On the pancreatic cancer question specifically, a study of over 540,000 adults found “no support for an increased pancreatic cancer incidence over 7 years following start of GLP-1RA treatment.” The authors note that longer follow up is still needed, however, and it’s important to consider how the use of these drugs has skyrocketed recently. 

One paper in March this year concluded that there was “significant heterogeneity in the effects of GLP-1RAs across different cancer types.” There’s some evidence they might protect against colorectal, prostate, and liver cancer, but may increase the risk of thyroid cancer. 

Bringing things right up to date, a paper published just last week also added to the evidence that GLP-1RAs can protect against certain cancer types in patients with obesity. This was especially clear for endometrial and ovarian cancers, and meningiomas. However, the study did find a non-significant increased risk of kidney cancer that would merit further investigation. 

Commenting on the study for Science Media Centre, Professor of Cancer Epidemiology Paul Pharoah said, “While these results suggest that GLP1 receptor agonist have an effect on cancer risk the presence of an association does not mean that the association is a causal one.”

“An observational study, no matter how carefully conducted, cannot replicate a randomised controlled trial, which would be regarded as gold standard to evaluate the effects of a drug.”

Inflammation

We said some of the documented effects of GLP-1RAs were surprising, and that pretty much all bodily systems could be fair game.
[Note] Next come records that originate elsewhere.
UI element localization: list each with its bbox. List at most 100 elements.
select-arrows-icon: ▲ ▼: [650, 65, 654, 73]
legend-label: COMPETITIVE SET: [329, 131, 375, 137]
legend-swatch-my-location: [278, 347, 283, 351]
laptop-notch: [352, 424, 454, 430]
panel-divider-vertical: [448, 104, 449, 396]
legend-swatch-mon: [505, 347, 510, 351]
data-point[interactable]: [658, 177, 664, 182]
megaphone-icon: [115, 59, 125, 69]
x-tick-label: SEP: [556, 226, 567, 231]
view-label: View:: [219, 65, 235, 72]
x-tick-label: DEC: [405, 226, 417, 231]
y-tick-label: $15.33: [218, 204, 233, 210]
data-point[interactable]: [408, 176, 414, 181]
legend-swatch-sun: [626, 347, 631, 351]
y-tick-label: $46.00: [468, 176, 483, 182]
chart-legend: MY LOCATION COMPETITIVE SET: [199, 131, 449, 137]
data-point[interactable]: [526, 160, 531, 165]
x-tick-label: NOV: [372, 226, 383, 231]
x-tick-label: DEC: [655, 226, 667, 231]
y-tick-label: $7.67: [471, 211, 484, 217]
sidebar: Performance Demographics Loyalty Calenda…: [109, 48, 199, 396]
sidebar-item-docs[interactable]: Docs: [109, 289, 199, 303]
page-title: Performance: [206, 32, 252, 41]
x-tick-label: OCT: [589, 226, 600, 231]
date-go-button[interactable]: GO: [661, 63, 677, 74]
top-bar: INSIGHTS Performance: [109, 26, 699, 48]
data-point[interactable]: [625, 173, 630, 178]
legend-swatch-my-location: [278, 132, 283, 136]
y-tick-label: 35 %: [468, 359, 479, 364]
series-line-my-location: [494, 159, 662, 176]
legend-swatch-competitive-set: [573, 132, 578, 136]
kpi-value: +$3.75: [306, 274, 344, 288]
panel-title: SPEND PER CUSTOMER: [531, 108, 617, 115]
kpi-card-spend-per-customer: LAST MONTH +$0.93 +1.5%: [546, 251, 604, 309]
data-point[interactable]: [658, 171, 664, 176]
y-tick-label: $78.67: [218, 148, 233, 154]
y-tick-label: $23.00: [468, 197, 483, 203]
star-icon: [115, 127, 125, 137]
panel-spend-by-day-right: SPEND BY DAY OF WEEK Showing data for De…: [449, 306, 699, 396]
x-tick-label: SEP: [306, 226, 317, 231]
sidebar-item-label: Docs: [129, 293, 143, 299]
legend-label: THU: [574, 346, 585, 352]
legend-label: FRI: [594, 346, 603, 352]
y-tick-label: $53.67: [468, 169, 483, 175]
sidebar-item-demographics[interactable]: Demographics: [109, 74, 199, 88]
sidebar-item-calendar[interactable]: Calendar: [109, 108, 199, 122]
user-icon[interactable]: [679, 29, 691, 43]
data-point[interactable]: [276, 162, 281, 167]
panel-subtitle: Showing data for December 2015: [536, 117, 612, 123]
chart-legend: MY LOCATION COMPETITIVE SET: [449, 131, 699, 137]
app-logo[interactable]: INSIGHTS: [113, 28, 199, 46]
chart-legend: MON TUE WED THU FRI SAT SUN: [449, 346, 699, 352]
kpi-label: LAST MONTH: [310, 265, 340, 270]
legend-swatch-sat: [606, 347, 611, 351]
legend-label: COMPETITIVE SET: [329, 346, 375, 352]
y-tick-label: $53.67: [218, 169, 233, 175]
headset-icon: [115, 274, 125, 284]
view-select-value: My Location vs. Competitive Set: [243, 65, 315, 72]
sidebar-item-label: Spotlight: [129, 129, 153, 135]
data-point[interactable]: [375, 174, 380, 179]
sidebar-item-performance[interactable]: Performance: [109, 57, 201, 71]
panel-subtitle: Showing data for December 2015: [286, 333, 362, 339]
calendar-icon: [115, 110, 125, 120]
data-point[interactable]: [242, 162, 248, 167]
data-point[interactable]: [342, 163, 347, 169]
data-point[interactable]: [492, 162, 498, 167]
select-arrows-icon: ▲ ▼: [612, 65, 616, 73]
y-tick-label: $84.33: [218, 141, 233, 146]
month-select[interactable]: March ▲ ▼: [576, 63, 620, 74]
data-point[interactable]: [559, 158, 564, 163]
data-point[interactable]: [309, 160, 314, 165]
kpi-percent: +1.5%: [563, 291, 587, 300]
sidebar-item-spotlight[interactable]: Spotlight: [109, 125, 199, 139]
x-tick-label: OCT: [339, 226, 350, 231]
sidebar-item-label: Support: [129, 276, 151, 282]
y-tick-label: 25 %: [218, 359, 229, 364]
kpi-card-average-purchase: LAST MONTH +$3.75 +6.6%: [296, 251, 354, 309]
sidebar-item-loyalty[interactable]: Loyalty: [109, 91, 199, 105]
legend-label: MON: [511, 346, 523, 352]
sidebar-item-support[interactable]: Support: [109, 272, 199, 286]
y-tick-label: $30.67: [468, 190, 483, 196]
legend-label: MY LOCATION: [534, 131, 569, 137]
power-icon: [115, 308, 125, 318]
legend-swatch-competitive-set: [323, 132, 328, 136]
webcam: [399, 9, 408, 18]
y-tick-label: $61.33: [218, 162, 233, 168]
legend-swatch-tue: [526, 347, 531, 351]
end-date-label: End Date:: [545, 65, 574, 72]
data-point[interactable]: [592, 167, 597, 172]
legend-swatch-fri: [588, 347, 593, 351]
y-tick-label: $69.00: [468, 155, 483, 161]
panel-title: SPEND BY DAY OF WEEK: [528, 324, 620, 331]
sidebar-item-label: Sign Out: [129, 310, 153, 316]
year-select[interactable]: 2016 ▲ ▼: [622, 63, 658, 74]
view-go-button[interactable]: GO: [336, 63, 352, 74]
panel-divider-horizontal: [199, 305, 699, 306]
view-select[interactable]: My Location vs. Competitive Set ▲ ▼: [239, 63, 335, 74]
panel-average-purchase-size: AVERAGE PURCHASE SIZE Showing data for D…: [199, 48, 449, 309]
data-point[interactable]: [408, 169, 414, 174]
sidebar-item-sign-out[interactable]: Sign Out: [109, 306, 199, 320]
A recent study that illustrates this well discussed the potential of these drugs as treatments for chronic inflammatory skin disease hidradenitis suppurativa (HS). The condition causes excruciatingly painful lesions associated with apocrine sweat glands, which are found in certain regions of the body – the underarms, groins, and genitals are often affected.

The small study followed patients for six months and found that 54 percent experienced a reduction in their symptoms after taking a GLP-1RA. Most of the patients had type 2 diabetes and the median BMI of the cohort was 39.4, which is classified as within the obese range.

Higher body weight is considered to be among the risk factors for developing HS, though the causes are not fully understood, so it’s possible that in these patients the weight reduction was what alleviated their symptoms; but it's possible these drugs have an anti-inflammatory effect, so the authors suggested that further randomized clinical trials could be warranted.

The bottom line

A new survey from RAND found that almost 12 percent of American adults surveyed had taken a GLP-1RA, and 14 percent said they were interested in doing so. Of course, that leaves almost three-quarters who said they had no interest in taking them, but even at these percentages, we’re talking about quite a lot of people.

The most notable usage was in women aged 50-64, among whom 20 percent reported having used a GLP-1RA at least once.

GLP-1RAs are still comparatively new, and they have not previously been in use on this scale. There are a lot of open questions that scientists are actively researching, and we’re going to learn more and more about their potential applications and side effects in years to come.

For now, the decision to start taking a GLP-1RA, as with any prescription medication, is one that should be taken under careful consideration of the known benefits and harms, and in collaboration with medical professionals.

The content of this article is not intended to be a substitute for professional medical advice, diagnosis, or treatment. Always seek the advice of qualified health providers with questions you may have regarding medical conditions.